Trouble is lurking under about 3 feet of snow on many of northern Minnesota's frozen lakes. And it's killing business for resorts and others that count heavily on winter tourists to bring in the bucks.
It all started a few days after Christmas, when a major storm dumped more than a foot of snow across the region, insulating lakes that hadn't yet established a solid base of ice and slowing down the making of ice. Making matters worse, the heavy snow pushed down the existing ice, opening cracks and allowing water to seep up.
Snow turned to slush, making it difficult, if not impossible, to plow miles of roads across frozen lakes. Small towns of fish houses that usually pop up didn't. Some trucks and snowmobiles that have ventured out have gotten stuck in the slush. In a few cases, icehouses and vehicles have been swamped. Those conditions have forced some communities to cancel annual ice fishing contests.
"There's not a soul out there," Jack Shriver, owner of Shriver's Bait Co. in Walker, said after a recent visit to Erickson's Landing, a public access point on Leech Lake where 40 to 60 icehouses typically stand. "It's like a ghost town out there."
And that's dire news for people like Kim Leonhardt, who owns High Banks Resort on Lake Winnibigoshish with her husband, Rick.
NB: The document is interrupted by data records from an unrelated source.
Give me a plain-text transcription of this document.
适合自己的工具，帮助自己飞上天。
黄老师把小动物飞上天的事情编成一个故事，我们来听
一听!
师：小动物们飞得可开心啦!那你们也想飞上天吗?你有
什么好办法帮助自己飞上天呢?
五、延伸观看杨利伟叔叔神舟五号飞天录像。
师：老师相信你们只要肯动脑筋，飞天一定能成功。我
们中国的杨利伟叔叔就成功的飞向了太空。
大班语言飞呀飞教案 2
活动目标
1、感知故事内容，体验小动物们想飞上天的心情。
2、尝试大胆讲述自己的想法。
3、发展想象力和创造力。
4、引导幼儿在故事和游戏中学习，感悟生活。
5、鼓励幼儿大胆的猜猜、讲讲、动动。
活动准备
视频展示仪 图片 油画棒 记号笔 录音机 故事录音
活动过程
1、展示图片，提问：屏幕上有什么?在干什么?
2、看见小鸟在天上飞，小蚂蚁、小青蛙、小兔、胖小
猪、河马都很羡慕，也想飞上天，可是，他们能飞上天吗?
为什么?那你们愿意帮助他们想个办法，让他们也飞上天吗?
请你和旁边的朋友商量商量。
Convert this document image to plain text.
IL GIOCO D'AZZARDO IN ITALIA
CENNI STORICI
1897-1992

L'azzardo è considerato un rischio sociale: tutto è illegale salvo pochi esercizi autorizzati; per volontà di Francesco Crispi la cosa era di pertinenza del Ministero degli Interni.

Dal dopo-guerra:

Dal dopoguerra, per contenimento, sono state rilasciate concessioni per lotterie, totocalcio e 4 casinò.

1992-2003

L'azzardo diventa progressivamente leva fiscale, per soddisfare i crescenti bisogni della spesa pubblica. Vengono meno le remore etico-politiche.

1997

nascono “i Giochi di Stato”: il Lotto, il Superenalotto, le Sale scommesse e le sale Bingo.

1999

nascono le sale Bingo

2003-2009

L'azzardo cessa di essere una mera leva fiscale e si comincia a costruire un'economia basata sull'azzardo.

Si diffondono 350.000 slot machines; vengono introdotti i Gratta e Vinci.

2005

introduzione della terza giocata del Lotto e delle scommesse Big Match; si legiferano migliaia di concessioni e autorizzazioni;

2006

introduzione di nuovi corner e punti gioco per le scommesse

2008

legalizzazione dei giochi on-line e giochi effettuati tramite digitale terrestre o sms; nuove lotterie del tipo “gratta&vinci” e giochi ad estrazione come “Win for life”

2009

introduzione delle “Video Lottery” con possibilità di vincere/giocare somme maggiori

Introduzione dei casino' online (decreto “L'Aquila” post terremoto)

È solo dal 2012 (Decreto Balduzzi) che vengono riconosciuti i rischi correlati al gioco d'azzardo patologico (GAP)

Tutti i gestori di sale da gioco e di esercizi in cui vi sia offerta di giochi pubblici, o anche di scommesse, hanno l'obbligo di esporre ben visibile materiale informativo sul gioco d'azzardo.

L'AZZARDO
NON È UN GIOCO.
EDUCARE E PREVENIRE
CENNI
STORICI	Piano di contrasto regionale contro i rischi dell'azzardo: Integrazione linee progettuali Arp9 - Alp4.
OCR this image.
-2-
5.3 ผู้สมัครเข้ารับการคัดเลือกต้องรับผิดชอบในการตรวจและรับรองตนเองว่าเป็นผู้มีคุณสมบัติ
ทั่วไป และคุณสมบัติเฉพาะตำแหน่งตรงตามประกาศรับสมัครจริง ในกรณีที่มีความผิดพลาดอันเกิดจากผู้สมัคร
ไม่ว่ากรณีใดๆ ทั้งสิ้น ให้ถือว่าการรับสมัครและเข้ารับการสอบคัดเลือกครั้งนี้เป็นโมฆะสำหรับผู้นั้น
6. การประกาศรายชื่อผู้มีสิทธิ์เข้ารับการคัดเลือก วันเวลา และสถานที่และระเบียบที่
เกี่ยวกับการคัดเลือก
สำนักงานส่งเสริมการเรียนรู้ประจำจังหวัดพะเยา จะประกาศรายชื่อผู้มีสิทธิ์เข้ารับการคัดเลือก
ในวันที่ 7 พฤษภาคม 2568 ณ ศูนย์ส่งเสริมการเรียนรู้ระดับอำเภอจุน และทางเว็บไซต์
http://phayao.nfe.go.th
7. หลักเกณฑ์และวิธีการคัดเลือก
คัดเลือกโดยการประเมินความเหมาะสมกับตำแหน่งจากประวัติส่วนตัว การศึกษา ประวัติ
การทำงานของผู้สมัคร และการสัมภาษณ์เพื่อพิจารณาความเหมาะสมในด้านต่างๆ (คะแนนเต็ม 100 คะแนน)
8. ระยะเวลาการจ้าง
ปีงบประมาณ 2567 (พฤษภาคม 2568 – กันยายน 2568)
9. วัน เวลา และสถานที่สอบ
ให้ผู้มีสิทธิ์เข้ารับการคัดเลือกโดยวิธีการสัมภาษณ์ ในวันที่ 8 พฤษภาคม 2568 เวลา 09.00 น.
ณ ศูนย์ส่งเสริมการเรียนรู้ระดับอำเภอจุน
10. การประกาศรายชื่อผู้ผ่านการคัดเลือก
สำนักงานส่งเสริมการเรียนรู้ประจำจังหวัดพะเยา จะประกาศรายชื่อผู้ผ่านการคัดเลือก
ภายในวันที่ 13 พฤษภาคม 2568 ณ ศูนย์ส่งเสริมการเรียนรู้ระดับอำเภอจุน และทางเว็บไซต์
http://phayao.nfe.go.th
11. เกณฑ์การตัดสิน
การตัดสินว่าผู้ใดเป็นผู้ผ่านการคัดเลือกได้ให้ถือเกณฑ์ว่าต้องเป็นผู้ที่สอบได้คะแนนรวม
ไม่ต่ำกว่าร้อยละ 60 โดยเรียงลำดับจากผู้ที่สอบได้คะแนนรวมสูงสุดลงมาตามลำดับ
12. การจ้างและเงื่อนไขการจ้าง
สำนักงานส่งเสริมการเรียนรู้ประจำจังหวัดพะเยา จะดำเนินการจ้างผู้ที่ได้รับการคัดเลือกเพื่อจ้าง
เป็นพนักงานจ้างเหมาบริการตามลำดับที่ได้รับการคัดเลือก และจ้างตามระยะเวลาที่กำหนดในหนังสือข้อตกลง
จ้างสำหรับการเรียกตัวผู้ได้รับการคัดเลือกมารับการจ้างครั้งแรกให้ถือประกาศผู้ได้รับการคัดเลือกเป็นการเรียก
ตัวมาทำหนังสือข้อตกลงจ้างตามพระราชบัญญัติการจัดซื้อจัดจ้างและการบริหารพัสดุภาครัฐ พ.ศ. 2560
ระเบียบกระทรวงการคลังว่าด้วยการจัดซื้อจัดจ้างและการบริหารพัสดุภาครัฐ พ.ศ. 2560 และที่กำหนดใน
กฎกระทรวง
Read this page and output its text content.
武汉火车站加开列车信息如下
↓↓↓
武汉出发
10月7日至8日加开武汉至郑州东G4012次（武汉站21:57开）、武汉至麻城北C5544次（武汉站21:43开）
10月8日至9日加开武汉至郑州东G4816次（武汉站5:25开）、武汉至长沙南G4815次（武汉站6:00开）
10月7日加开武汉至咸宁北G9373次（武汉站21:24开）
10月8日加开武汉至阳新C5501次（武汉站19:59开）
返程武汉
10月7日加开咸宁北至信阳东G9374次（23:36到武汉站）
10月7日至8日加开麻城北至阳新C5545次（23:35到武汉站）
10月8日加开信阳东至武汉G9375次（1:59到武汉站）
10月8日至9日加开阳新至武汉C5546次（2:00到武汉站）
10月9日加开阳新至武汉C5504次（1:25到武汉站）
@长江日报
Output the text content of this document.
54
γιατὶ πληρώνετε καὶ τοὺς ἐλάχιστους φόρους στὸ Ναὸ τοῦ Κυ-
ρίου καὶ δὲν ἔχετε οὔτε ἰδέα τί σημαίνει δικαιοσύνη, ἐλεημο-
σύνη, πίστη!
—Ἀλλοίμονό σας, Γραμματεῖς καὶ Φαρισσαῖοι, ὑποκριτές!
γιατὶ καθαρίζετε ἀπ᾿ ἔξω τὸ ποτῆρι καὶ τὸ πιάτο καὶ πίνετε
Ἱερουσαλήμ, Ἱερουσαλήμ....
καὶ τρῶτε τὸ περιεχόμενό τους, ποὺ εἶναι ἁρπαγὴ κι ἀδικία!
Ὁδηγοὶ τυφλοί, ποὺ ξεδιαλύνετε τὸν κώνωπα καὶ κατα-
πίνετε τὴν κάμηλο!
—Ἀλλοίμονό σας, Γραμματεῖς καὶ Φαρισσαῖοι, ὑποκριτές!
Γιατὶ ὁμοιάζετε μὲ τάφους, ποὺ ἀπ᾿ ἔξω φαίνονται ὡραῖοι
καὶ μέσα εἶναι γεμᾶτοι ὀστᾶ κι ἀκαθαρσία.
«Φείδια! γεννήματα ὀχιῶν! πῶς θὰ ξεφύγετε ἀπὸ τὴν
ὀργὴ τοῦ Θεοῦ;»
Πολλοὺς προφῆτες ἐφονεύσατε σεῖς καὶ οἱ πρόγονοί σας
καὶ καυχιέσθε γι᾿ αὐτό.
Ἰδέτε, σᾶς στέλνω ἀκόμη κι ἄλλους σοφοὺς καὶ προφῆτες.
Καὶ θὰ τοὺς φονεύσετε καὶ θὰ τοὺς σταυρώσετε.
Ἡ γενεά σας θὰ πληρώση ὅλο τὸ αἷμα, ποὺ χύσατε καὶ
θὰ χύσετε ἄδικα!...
Their business, like many other resorts, often earns as much revenue in 10 winter weeks as it does over five months in the summer. Not this year.

Their winter revenue is down 40 percent and likely even more by March because they will close the resort early after the walleye season ends Feb. 23.
"We're just hoping and praying we can get to February 23," Kim Leonhardt said. "Even if we had 15 days of minus forty, it wouldn't correct what we have going on. There's too much snow that's already insulating the ice."
Normally, the close of walleye season brings out those ice fishing for perch. "It's prime time," Leonhardt said. "They sit on their lawn chairs, enjoying the nice springlike weather."